Simultaneously, the money supply kept on growing. Much money was chasing a few goods. Logically, manufacturers, producers, retailers, and individual asset sellers would raise prices. And regularly, and at the beginning, they obtained what they were looking for.
Explore how the US real estate market changed for the worse!
The seller’s market became prevalent in many cities. How did this happen? For starters, homebuyers could get an affordable mortgage loan (for example, a government loan) for a more spacious home outside major metropolitan areas. Sellers could ask for a higher price as the demand increased and the supply shrank. Often, only those buyers who had the proper resources stood a chance. This means they could pay for a property in cash upfront.

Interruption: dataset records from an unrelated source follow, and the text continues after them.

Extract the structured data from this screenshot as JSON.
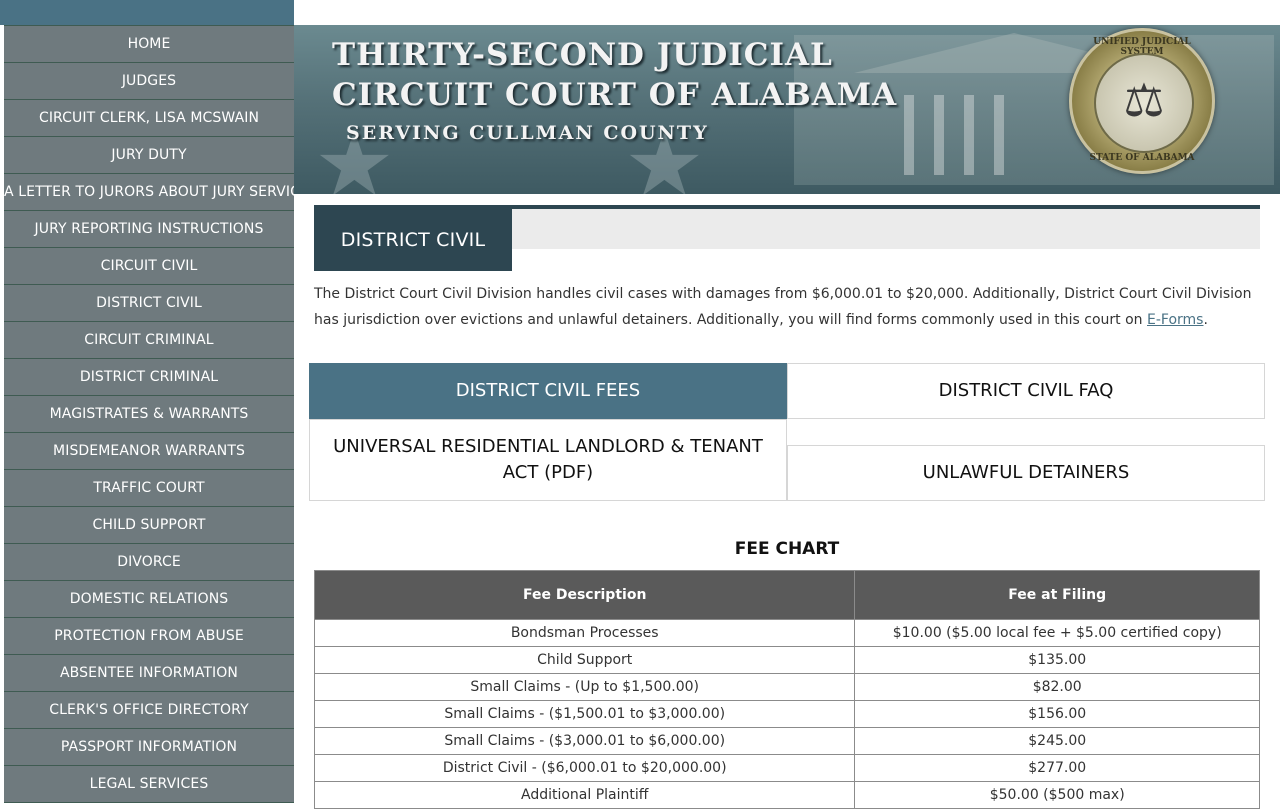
{
  "sidebar": {
    "items": [
      {
        "label": "HOME"
      },
      {
        "label": "JUDGES"
      },
      {
        "label": "CIRCUIT CLERK, LISA MCSWAIN"
      },
      {
        "label": "JURY DUTY"
      },
      {
        "label": "A LETTER TO JURORS ABOUT JURY SERVICE"
      },
      {
        "label": "JURY REPORTING INSTRUCTIONS"
      },
      {
        "label": "CIRCUIT CIVIL"
      },
      {
        "label": "DISTRICT CIVIL"
      },
      {
        "label": "CIRCUIT CRIMINAL"
      },
      {
        "label": "DISTRICT CRIMINAL"
      },
      {
        "label": "MAGISTRATES & WARRANTS"
      },
      {
        "label": "MISDEMEANOR WARRANTS"
      },
      {
        "label": "TRAFFIC COURT"
      },
      {
        "label": "CHILD SUPPORT"
      },
      {
        "label": "DIVORCE"
      },
      {
        "label": "DOMESTIC RELATIONS"
      },
      {
        "label": "PROTECTION FROM ABUSE"
      },
      {
        "label": "ABSENTEE INFORMATION"
      },
      {
        "label": "CLERK'S OFFICE DIRECTORY"
      },
      {
        "label": "PASSPORT INFORMATION"
      },
      {
        "label": "LEGAL SERVICES"
      }
    ]
  },
  "header": {
    "line1": "THIRTY-SECOND JUDICIAL",
    "line2": "CIRCUIT COURT OF ALABAMA",
    "line3": "SERVING CULLMAN COUNTY",
    "seal_top": "UNIFIED JUDICIAL SYSTEM",
    "seal_bottom": "STATE OF ALABAMA"
  },
  "main": {
    "section_title": "DISTRICT CIVIL",
    "intro_text": "The District Court Civil Division handles civil cases with damages from $6,000.01 to $20,000. Additionally, District Court Civil Division has jurisdiction over evictions and unlawful detainers. Additionally, you will find forms commonly used in this court on ",
    "intro_link": "E-Forms",
    "intro_end": ".",
    "tabs": {
      "fees": "DISTRICT CIVIL FEES",
      "faq": "DISTRICT CIVIL FAQ",
      "urlta": "UNIVERSAL RESIDENTIAL LANDLORD & TENANT ACT (PDF)",
      "detainers": "UNLAWFUL DETAINERS"
    },
    "fee_chart": {
      "heading": "FEE CHART",
      "columns": [
        "Fee Description",
        "Fee at Filing"
      ],
      "rows": [
        [
          "Bondsman Processes",
          "$10.00 ($5.00 local fee + $5.00 certified copy)"
        ],
        [
          "Child Support",
          "$135.00"
        ],
        [
          "Small Claims - (Up to $1,500.00)",
          "$82.00"
        ],
        [
          "Small Claims - ($1,500.01 to $3,000.00)",
          "$156.00"
        ],
        [
          "Small Claims - ($3,000.01 to $6,000.00)",
          "$245.00"
        ],
        [
          "District Civil - ($6,000.01 to $20,000.00)",
          "$277.00"
        ],
        [
          "Additional Plaintiff",
          "$50.00 ($500 max)"
        ]
      ]
    }
  },
  "colors": {
    "accent": "#4a7285",
    "dark_accent": "#2d4651",
    "nav_bg": "#6f7a7e",
    "table_header": "#5a5a5a"
  }
}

Real estate prices escalated even more as the US market experienced a housing shortage crisis. The perfect worst storm has gathered as the Russian-Ukrainian war worsened inflation. Due to the Covid lockdown, limitations in production were registered globally. Economies struggled with rising prices and material, food, and fuel shortages.
It’s all about the interest rates!
To ease the impact of inflation, the Federal Reserve decided to raise the interest rates gradually. One of the adverse consequences was that fewer people would take on loans. The number of home purchases and investments has dropped considerably since July 2022.
Many analysts believed rising interest rates meant a deadly blow to the US housing market. On the bright side, the USD strengthened internationally, offering a more stable investment currency.
By all means, inflation influenced everyday people as their money supplies’ purchasing power nosedived. The way out of this tricky situation is to make intelligent inflation-proof investments, like stocks, real estate, REITs, and government-issued bonds.
In conclusion
Unfortunately, inflation is a lingering problem. According to the most optimistic predictions, the global economy can recover to a satisfying degree by 2025. Until then, we must endure inflation, fluctuating prices, high product costs, and increased household expenses.
Though investments sound risky and unappealing (especially at such high-interest rates), they constitute the best solution for countries and citizens to eliminate inflation and keep recession at bay.